The original deal made between Pfizer and the US required the delivery of 20 million vaccines a month beginning in November. However, Pfizer will spread this allotment over the first four months of 2021. According to Bloomberg, “Pfizer has so far allocated about 10.4 million doses to the US, the (senior administration) official said. From the first tranche of 6.4 million, 500,000 doses were set aside as a reserve, and 2.9 million were shipped out this week. The remaining 2.9 million will be sent in three weeks as the second dose of the vaccine’s two-shot regimen. The US will begin delivering the second allocation of 4 million doses next week, again sending out half while holding back half for second doses.”
There is no public scrutiny over these processes. Once new weekly allotments are released to the federal government, they will, in turn, ship these to the states once the states determine where they must be sent.
Ed Yong, a science writer for T he Atlantic, told NPR, “It’s going to be a slow process, and there are a lot of possible roadblocks in the way in terms of producing the vaccine, distributing it, allocating it. Don’t think of the vaccine as a light switch—that the minute it starts going into people’s arms, normalcy resumes. It’s going to take a while for things to get under control.”
There is no national vaccine infrastructure in the US, and the minuscule amounts of monies that have been allocated to vaccine distribution are utterly insufficient. As of this writing, lawmakers were continuing to clash in Congress over a nearly $1 trillion funding package that would help state health departments secure the billions in resources needed to finance their vaccination campaigns.

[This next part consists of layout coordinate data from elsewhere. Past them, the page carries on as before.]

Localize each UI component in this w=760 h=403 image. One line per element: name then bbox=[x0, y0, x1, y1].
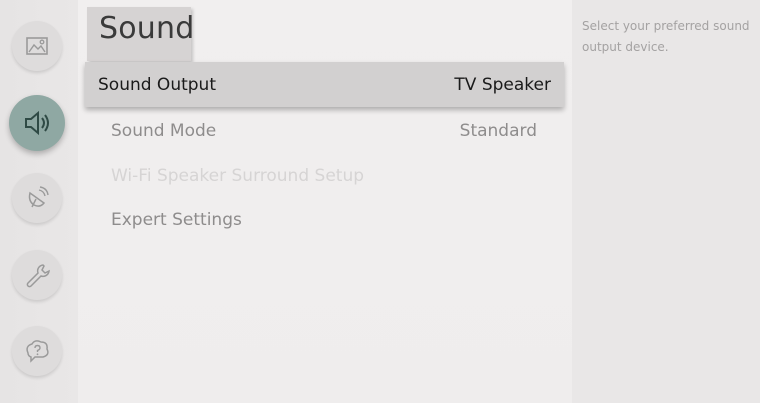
menu-item-label: Expert Settings bbox=[111, 210, 242, 230]
sidebar-item-sound[interactable] bbox=[9, 95, 65, 151]
sound-menu-panel: Sound Sound Output TV Speaker Sound Mode… bbox=[78, 0, 572, 403]
description-text: Select your preferred sound output devic… bbox=[582, 19, 750, 54]
menu-item-sound-output[interactable]: Sound Output TV Speaker bbox=[85, 62, 564, 107]
menu-item-value: Standard bbox=[459, 121, 537, 141]
picture-icon bbox=[26, 37, 48, 55]
menu-item-sound-mode[interactable]: Sound Mode Standard bbox=[111, 116, 537, 146]
menu-item-label: Sound Output bbox=[98, 74, 216, 95]
support-icon bbox=[26, 340, 49, 363]
sidebar-item-support[interactable] bbox=[12, 326, 62, 376]
menu-item-wifi-speaker-surround-setup: Wi-Fi Speaker Surround Setup bbox=[111, 161, 537, 191]
sidebar-item-general[interactable] bbox=[12, 250, 62, 300]
menu-item-value: TV Speaker bbox=[454, 74, 551, 95]
sidebar-item-broadcasting[interactable] bbox=[12, 173, 62, 223]
settings-sidebar bbox=[0, 0, 78, 403]
description-panel: Select your preferred sound output devic… bbox=[572, 0, 760, 403]
speaker-icon bbox=[25, 110, 49, 136]
menu-list: Sound Output TV Speaker Sound Mode Stand… bbox=[78, 0, 572, 403]
tv-settings-screen: Sound Sound Output TV Speaker Sound Mode… bbox=[0, 0, 760, 403]
sidebar-item-picture[interactable] bbox=[12, 21, 62, 71]
wrench-icon bbox=[26, 264, 50, 288]
menu-item-label: Sound Mode bbox=[111, 121, 217, 141]
menu-item-label: Wi-Fi Speaker Surround Setup bbox=[111, 166, 365, 186]
menu-item-expert-settings[interactable]: Expert Settings bbox=[111, 205, 537, 235]
broadcast-icon bbox=[28, 186, 49, 208]
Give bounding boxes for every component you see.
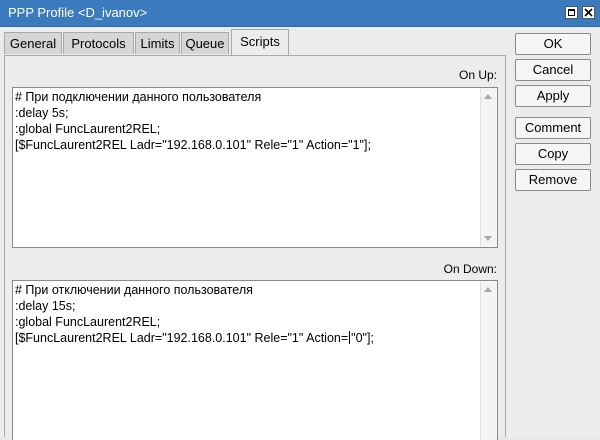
tab-scripts[interactable]: Scripts [231, 29, 289, 55]
script-line: [$FuncLaurent2REL Ladr="192.168.0.101" R… [15, 138, 371, 152]
script-line: # При подключении данного пользователя [15, 90, 262, 104]
script-text-after-cursor: "0"]; [351, 331, 374, 345]
tab-protocols[interactable]: Protocols [63, 32, 134, 54]
text-cursor [349, 331, 351, 344]
tab-general[interactable]: General [4, 32, 62, 54]
scroll-up-icon[interactable] [484, 287, 492, 292]
on-up-scrollbar[interactable] [480, 88, 497, 247]
close-icon[interactable] [582, 6, 595, 19]
cancel-button[interactable]: Cancel [515, 59, 591, 81]
tab-limits[interactable]: Limits [135, 32, 180, 54]
ppp-profile-window: PPP Profile <D_ivanov> General Protocols… [0, 0, 600, 440]
on-up-label: On Up: [458, 68, 497, 82]
tab-queue[interactable]: Queue [181, 32, 229, 54]
window-title: PPP Profile <D_ivanov> [8, 5, 148, 20]
copy-button[interactable]: Copy [515, 143, 591, 165]
script-text-before-cursor: [$FuncLaurent2REL Ladr="192.168.0.101" R… [15, 331, 349, 345]
comment-button[interactable]: Comment [515, 117, 591, 139]
script-line: :delay 5s; [15, 106, 69, 120]
on-down-scrollbar[interactable] [480, 281, 497, 440]
script-line: :global FuncLaurent2REL; [15, 315, 161, 329]
scripts-panel: On Up: # При подключении данного пользов… [4, 55, 506, 440]
script-line: :global FuncLaurent2REL; [15, 122, 161, 136]
apply-button[interactable]: Apply [515, 85, 591, 107]
on-up-script-text: # При подключении данного пользователя :… [15, 89, 477, 153]
on-down-script-text: # При отключении данного пользователя :d… [15, 282, 477, 346]
remove-button[interactable]: Remove [515, 169, 591, 191]
ok-button[interactable]: OK [515, 33, 591, 55]
on-down-script-field[interactable]: # При отключении данного пользователя :d… [12, 280, 498, 440]
on-down-label: On Down: [443, 262, 497, 276]
title-bar[interactable]: PPP Profile <D_ivanov> [0, 0, 600, 27]
scroll-up-icon[interactable] [484, 94, 492, 99]
on-up-script-field[interactable]: # При подключении данного пользователя :… [12, 87, 498, 248]
scroll-down-icon[interactable] [484, 236, 492, 241]
script-line: :delay 15s; [15, 299, 76, 313]
script-line: # При отключении данного пользователя [15, 283, 253, 297]
maximize-icon[interactable] [565, 6, 578, 19]
script-line: [$FuncLaurent2REL Ladr="192.168.0.101" R… [15, 330, 477, 346]
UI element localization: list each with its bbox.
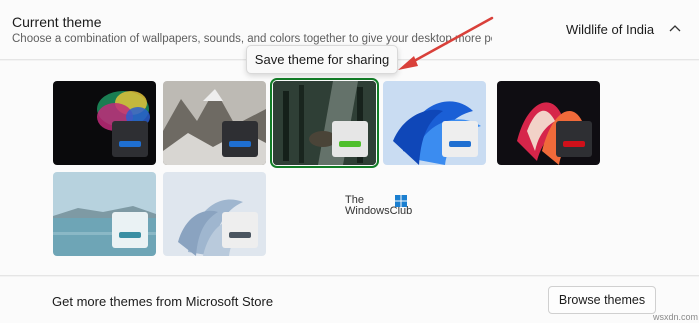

A recent publication by the Commonwealth Fund, How prepared are states to vaccinate the public against COVID-19? Learning from Influenza and H1N1 vaccination programs, reported that people with health insurance, a usual source of care and no cost barriers were much more likely to receive their annual flu shots. However, individuals with chronic health conditions who frequently access health care and have the highest national vaccination rates are still vaccinated well below the national target of 70 percent, hinting at the difficulties that lie ahead for the COVID vaccine.
Age, income, and education played a significant role in vaccine uptake. The report pointed out that though racial inequities in vaccination rates have persisted, vaccination access is linked to insurance coverage and financial barriers common among the working class of all races.
The arrival of Moderna’s vaccine sets the stage for another 5.9 million doses of a COVID vaccine to be available next week in the US. Moderna has promised 20 million doses by the end of the year and up to 125 million doses through the first quarter of 2021. However, the biopharmaceutical company has never brought a drug to the market and lacks extensive manufacturing facilities of its own. In May, they turned to Swiss manufacturing behemoth Lonza AG, striking a deal to produce 1 billion doses per year in the US and Switzerland.
There are certainly not enough vaccines presently even for the 21 million health care workers across the US. States are continuing to grapple with the pandemic as hospitals face record numbers of COVID patients and staffing shortages, which adds unnecessary complexity to state vaccination rollouts.
The pandemic has also disproportionately devastated the working class, particularly those who are older, or suffering from chronic health issues, putting them and their families at risk, while the wealthy are negotiating backroom deals with their physicians and health care systems to access the vaccine. Wealthy countries have also captured nearly all future doses of the vaccines, leaving most of the world without access to these life-saving therapeutics for possibly years to come.